Page 132 of Grimstone

Jude clings to my hand, terrified.

“Remi!” he squeaks.

I have to get him out of here, but I can’t leave our parents.

“Dad—”

“GO!” Our father shouts, pushing us.

I slosh back up the hallway, leaning forward against the increasing angle, dragging Jude along with me. It’s even more difficult to force the hatch up against the wind.

I know where the lifeboat is, I even know how to launch it because my dad makes sure to show us whenever we take a trip like this, just in case. He’s an optimist, a glass-half-full person, but he still reminds us about the life jackets and the raft, every single time.

I help Jude climb into the lifeboat, but I don’t pull the lever to lower it down, even though the ship is tilting and it’s lifting the raft, too, hoisting us high above the water. The waves are wild enough to splash over the side of the raft, soaking our legs.

The idea of bobbing in this tiny boat on these mountainous waves horrifies me, but the front of the ship is dipping lower, and I don’t know if Dad’s going to be able to get it straightened out…

Every second is agonizing. I’m watching the hatch, waiting for our parents to emerge.

“Remi!” Jude sobs as the ship makes an awful wrenching sound and the bow sinks.

“It’s okay,” I tell him. “They’re coming…any second…”

“REMI!”

I drag my eyes away from the hatch, toward his pale, terrified face.

“It’s sinking!” he shrieks. “We have to go!”

* * *

The crashof piano keys wakes me.

I lie on my bed, rigid as a board, heart hammering.

My instinct is to go sprinting out of bed like before, but this time I’m not going to rush around in a panic. I’m going to act with deliberation.

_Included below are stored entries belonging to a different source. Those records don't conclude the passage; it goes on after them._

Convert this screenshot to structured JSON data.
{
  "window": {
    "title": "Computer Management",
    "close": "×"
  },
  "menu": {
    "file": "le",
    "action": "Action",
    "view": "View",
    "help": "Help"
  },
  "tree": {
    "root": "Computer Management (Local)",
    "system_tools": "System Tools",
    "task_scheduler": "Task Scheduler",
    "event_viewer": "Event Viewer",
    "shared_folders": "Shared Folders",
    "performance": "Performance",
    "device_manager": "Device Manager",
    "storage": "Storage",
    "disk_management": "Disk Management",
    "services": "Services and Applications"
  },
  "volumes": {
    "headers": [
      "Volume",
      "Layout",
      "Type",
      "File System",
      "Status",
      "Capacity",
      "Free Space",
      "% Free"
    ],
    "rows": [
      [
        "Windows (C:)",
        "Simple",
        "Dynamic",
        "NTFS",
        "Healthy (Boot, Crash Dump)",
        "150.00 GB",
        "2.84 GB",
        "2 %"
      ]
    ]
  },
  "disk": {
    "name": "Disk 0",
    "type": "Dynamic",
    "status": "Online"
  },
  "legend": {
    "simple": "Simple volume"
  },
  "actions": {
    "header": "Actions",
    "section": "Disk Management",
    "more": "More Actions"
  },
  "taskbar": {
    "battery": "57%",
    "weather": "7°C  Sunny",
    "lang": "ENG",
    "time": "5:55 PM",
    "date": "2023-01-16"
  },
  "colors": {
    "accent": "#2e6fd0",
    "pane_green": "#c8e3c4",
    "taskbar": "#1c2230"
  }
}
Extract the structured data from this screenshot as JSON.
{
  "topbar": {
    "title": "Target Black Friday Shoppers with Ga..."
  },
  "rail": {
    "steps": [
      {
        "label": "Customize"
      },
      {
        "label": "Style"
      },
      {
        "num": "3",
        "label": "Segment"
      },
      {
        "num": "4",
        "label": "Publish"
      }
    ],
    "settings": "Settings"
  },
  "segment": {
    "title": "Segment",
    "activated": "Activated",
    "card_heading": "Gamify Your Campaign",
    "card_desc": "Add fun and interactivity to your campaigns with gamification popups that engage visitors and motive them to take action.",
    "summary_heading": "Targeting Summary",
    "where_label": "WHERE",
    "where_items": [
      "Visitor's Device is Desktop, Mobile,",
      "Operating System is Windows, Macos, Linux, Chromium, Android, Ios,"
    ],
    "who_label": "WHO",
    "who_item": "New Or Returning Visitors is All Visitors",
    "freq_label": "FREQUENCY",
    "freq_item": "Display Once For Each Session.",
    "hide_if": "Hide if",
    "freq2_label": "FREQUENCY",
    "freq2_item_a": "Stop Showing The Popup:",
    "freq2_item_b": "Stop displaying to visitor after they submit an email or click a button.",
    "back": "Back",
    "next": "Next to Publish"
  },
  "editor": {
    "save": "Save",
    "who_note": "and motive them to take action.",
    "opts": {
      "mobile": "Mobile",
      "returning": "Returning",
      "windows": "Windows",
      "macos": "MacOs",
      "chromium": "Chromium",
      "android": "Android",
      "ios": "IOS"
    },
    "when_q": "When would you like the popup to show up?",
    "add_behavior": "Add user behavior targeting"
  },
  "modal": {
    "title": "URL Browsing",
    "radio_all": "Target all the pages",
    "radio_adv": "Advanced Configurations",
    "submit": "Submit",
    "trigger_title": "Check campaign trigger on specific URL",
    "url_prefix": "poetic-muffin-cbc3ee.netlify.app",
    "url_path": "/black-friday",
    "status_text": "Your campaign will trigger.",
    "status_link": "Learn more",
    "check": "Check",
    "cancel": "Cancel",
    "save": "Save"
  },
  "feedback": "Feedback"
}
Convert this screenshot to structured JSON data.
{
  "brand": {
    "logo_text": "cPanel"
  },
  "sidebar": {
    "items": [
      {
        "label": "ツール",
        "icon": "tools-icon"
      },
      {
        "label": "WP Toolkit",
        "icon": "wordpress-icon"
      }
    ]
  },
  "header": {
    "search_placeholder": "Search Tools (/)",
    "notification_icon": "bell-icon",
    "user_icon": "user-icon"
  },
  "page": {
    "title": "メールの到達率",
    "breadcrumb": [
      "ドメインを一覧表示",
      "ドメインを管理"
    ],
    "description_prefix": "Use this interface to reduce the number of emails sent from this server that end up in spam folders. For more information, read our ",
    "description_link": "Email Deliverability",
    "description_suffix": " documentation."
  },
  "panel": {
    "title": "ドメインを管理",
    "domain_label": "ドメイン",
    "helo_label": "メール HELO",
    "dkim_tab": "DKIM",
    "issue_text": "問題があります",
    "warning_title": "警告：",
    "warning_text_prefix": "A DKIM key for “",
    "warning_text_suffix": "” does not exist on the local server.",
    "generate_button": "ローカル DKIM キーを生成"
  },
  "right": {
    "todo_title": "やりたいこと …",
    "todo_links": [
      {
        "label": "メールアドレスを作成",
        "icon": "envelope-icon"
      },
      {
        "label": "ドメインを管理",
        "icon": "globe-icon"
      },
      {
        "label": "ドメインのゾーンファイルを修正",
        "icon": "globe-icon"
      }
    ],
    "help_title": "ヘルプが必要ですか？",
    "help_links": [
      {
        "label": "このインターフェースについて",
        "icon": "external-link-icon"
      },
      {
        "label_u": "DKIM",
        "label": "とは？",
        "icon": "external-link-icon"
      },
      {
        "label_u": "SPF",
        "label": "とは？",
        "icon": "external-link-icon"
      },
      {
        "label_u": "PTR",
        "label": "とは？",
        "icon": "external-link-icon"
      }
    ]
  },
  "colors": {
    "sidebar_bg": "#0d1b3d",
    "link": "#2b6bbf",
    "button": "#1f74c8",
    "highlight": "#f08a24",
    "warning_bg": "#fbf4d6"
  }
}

I grab my phone and pull up the app for my security camera, finding the motion notification and scrolling back to watch.

The dining room is dark, only a little moonlight coming through the un-shuttered windows, gleaming on the open keys of the piano.

A shadow moves in the corner of the frame, and something hits the camera, knocking it sideways, turning it to face the wall. Then the piano keys crash and boom, while the lens records nothing but plaster.

Someone snuck in from the side and moved the camera.

Like they knew it was there.

And that person is inside my house right now.

A cold, tingly feeling begins at the crown of my head and spreads all the way down my spine….

That feeling is determination.

I slip out from under the covers and pad across the room in my bare feet.

??Bitter and Sick - One Two

I should be terrified as I exit my bedroom and walk down the dark hall. And I am terrified but not with physical fear. It’s more like existential dread—the understanding that whatever I thought my life was, it’s about to change.